Le ministère de l’Intérieur, Abdelouafi Laftit, qui a confirmé travailler sur une réforme globale du secteur des taxis, supervise actuellement l’élaboration de propositions visant à développer et à organiser ce secteur, tout en améliorant la qualité des services proposés. «Une étude stratégique a été lancée à cette fin», indique le quotidien L’Economiste dans son édition du mardi 19 mai.
Cette étude, dont la première phase est déjà bien avancée, a permis d’établir un diagnostic complet du système des taxis, couvrant ses aspects juridiques, organisationnels et de gestion. «Cette démarche s’appuie sur les expériences réussies, les meilleures pratiques internationales ainsi que les attentes des différents acteurs concernés», a indiqué Laftit dans sa réponse à une question écrite de Fatéma Kachouti, membre du groupe parlementaire du Mouvement populaire à la Chambre des représentants.
Pour le ministre, cette étude stratégique vise à repenser l’organisation et le fonctionnement de cette activité. L’un des principaux objectifs est d’encadrer l’utilisation des applications numériques dans le transport de personnes. Parmi les innovations envisagées figurent le développement et la promotion d’applications permettant la réservation immédiate ou anticipée des taxis via smartphone. Ces outils numériques offrent aux usagers la possibilité de réserver un véhicule plus facilement, d’améliorer les conditions de déplacement et de réduire les délais d’attente.
«L’étude en cours examine également les mécanismes juridiques et les mesures réglementaires à adopter, en coordination avec les différents secteurs concernés», lit-on dans L’Economiste. L’objectif est de favoriser l’adoption des technologies modernes et des applications numériques dans le domaine du transport de personnes.
Cela dit, pour améliorer la qualité des services de taxis et de remédier aux dysfonctionnements signalés, plusieurs mesures et actions ont été mises en œuvre, notamment à travers des circulaires d’orientation et d’encadrement émises par le ministère de l’Intérieur. Ces textes visent à réglementer l’exploitation des autorisations de taxis. Les autorités veillent, à travers les arrêtés préfectoraux et provinciaux, à définir les conditions d’exercice de la profession de chauffeur de taxi, les règles de prestation du service ainsi que les tarifs appliqués. Elles organisent et encadrent également les relations entre les chauffeurs professionnels et les usagers des services de taxi.

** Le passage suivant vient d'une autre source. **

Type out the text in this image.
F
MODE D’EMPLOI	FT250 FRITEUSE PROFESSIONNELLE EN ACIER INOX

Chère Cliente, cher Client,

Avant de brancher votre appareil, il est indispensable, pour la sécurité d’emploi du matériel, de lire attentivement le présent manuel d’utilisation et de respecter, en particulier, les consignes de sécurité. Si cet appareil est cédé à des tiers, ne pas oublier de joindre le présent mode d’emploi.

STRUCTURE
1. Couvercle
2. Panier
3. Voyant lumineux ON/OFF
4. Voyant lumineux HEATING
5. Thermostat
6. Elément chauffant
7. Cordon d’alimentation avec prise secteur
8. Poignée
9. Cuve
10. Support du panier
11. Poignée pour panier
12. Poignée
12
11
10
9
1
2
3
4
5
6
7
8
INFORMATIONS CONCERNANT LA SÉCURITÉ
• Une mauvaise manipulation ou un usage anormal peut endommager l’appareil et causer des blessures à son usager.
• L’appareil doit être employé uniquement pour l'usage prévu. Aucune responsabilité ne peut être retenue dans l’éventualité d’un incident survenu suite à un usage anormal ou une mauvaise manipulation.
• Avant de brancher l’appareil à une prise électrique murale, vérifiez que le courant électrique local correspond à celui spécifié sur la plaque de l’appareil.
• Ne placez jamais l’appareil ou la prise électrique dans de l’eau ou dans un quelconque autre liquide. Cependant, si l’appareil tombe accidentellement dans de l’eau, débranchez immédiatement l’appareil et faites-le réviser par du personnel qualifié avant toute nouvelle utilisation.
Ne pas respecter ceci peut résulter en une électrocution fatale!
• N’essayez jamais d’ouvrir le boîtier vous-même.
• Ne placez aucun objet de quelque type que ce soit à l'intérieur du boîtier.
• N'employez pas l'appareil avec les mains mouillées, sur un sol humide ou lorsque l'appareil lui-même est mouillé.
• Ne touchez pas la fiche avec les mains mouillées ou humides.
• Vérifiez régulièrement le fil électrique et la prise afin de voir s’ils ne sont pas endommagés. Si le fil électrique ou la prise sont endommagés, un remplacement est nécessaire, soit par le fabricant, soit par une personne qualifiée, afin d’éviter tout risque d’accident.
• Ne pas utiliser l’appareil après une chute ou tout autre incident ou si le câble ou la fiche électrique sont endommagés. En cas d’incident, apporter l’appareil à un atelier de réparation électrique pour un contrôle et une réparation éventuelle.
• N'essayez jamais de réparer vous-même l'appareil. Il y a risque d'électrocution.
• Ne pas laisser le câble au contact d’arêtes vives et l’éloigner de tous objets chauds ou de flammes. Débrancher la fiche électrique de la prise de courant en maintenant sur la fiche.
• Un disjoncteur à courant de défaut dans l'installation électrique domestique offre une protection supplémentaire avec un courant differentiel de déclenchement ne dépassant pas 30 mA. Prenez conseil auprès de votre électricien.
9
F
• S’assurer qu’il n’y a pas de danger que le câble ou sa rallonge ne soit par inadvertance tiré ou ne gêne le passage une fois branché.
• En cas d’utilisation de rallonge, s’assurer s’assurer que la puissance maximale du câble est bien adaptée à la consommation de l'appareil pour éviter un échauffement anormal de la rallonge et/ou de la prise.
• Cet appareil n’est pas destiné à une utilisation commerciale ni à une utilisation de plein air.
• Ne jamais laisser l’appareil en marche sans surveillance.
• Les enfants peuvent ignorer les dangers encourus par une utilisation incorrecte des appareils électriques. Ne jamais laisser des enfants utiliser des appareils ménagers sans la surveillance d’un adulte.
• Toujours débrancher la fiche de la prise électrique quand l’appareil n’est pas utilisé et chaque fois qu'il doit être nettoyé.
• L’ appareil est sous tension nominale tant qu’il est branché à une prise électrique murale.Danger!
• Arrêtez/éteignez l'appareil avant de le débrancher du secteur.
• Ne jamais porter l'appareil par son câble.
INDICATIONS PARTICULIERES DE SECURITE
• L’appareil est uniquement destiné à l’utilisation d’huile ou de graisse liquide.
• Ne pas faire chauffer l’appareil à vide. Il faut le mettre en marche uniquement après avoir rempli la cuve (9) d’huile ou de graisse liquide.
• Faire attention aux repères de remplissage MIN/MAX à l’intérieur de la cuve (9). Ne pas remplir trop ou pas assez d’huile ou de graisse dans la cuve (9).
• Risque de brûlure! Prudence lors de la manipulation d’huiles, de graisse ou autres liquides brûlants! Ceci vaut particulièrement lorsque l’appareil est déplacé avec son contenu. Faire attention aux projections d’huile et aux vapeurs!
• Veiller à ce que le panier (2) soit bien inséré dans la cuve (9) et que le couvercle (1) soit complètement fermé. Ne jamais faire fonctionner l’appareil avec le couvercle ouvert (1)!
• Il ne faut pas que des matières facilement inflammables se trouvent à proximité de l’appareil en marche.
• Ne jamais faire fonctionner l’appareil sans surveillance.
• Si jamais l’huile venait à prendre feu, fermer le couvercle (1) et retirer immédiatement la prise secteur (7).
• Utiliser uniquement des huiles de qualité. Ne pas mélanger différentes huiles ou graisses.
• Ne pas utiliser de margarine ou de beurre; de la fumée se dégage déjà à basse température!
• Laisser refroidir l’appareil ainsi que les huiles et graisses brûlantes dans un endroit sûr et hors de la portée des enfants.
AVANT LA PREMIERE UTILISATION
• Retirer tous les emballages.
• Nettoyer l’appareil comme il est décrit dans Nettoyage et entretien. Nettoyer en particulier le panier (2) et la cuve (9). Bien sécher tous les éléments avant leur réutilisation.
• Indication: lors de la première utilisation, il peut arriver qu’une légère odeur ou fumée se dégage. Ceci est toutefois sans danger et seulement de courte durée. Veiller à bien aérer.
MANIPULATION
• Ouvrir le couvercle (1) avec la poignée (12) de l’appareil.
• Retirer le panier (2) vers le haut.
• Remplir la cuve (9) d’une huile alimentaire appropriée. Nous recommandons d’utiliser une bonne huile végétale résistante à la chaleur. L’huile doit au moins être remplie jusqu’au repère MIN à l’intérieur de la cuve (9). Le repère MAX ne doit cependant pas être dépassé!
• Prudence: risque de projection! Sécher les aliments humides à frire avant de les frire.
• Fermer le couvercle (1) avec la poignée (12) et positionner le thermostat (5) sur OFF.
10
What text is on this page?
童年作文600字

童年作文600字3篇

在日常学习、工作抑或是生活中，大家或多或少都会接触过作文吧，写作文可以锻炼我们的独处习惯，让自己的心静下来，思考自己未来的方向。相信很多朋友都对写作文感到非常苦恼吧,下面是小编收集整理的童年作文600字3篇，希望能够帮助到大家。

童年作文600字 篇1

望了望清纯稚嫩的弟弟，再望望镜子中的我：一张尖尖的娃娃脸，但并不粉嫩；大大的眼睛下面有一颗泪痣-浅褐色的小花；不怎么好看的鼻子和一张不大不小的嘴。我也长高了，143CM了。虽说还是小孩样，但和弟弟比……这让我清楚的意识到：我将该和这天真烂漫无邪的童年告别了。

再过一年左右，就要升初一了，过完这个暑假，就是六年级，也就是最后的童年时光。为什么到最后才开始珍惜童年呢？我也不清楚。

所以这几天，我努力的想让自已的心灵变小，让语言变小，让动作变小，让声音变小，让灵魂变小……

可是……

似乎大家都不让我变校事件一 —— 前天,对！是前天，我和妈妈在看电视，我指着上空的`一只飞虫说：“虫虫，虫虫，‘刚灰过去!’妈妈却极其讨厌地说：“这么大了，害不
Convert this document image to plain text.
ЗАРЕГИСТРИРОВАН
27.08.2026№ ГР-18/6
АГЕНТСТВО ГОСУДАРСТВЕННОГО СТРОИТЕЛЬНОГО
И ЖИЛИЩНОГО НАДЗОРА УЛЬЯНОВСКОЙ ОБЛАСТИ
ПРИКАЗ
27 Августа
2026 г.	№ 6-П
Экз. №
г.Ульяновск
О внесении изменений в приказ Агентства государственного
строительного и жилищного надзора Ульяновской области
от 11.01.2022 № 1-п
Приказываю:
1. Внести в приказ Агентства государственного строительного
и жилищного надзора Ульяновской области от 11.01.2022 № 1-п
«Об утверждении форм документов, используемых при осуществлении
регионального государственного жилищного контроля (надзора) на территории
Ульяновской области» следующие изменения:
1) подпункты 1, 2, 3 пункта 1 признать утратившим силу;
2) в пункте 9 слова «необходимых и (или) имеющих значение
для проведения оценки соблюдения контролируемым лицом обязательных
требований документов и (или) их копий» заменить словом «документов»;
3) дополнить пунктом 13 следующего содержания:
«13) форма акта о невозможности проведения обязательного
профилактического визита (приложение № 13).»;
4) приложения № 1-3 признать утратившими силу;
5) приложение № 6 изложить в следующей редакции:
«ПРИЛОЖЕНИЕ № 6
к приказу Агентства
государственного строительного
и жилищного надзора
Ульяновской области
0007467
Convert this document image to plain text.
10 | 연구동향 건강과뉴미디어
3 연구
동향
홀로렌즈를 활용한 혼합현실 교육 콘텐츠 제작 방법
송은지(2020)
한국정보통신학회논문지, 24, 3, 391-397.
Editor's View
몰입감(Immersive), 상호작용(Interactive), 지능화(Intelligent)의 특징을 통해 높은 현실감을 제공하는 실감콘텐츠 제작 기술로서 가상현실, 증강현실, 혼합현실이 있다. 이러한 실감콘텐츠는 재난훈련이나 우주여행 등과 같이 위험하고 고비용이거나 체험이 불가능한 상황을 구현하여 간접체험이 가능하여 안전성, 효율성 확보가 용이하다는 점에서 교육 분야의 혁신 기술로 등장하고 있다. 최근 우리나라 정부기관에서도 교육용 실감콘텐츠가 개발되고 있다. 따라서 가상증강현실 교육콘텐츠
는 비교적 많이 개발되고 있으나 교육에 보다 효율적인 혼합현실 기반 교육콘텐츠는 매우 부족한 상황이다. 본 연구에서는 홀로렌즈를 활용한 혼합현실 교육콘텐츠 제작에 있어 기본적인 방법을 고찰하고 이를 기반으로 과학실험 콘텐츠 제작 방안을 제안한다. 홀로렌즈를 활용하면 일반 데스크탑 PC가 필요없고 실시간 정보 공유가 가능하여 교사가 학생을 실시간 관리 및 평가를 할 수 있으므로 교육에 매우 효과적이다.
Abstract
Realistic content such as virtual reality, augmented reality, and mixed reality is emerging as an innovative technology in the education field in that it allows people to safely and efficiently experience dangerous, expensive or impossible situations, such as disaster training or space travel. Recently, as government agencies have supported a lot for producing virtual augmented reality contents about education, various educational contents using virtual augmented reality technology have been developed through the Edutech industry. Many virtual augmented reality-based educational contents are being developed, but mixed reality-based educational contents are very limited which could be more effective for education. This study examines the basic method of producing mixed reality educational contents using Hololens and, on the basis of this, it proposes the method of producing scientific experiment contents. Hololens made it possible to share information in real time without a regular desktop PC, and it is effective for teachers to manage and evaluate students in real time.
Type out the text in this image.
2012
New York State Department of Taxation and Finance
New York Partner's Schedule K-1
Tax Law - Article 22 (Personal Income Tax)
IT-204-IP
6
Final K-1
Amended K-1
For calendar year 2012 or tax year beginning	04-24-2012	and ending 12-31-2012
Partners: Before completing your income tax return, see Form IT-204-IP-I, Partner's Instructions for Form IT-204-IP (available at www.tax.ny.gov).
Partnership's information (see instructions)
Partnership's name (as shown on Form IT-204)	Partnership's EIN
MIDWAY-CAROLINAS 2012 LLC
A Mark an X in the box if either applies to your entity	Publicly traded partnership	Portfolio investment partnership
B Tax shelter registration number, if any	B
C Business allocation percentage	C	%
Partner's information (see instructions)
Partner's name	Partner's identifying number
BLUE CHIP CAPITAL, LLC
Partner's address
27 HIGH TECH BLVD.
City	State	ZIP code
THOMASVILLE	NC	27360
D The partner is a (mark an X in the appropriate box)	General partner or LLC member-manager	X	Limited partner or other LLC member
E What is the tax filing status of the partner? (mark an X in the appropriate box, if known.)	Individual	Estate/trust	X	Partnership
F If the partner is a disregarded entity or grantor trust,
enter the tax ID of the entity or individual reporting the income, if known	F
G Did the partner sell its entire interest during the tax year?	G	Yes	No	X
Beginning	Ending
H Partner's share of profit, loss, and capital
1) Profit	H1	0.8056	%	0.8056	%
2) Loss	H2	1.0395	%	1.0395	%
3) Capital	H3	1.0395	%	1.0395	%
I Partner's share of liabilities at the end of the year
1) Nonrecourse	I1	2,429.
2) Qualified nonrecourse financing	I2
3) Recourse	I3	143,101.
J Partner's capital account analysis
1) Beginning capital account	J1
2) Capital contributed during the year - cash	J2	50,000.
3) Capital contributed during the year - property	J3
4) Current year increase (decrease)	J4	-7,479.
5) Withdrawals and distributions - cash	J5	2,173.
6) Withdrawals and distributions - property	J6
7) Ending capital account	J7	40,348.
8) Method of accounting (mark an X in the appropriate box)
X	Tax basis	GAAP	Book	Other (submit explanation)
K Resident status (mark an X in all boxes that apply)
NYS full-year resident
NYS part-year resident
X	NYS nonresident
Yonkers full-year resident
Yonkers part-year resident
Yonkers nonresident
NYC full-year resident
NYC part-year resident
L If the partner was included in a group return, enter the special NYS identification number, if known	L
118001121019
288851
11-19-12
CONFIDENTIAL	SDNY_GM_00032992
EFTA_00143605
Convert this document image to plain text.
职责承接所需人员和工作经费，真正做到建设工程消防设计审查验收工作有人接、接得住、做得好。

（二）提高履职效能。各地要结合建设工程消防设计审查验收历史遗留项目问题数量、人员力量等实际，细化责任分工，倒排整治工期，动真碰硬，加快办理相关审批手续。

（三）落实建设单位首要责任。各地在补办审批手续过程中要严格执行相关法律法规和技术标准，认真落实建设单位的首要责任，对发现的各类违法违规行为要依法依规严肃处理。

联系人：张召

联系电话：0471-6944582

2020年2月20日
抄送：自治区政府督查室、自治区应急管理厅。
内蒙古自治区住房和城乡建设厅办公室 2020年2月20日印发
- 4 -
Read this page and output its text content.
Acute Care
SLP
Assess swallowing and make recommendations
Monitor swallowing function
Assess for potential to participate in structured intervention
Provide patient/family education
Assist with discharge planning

Par ailleurs, les services de contrôle routier sont mobilisés afin d’intensifier les opérations sur le terrain, dans le but de constater les infractions et d’appliquer les sanctions en cas de non-respect des règles réglementaires et des normes de qualité du service.
En parallèle, le ministère de l’Intérieur et les autorités territoriales soutiennent plusieurs initiatives pilotes visant à faciliter la réservation immédiate ou anticipée des services de taxi grâce à des applications numériques, des guichets dédiés et des numéros de contact spécifiques. Ils apportent également leur soutien aux programmes et projets adoptés par les collectivités territoriales, les établissements de coopération intercommunale ainsi que les sociétés de développement local. L’objectif est de moderniser les services de transport public urbain et d’intégrer des technologies et des systèmes de gestion modernes, afin d’améliorer la qualité des services fournis aux usagers et d’accroître l’efficacité de leur exploitation.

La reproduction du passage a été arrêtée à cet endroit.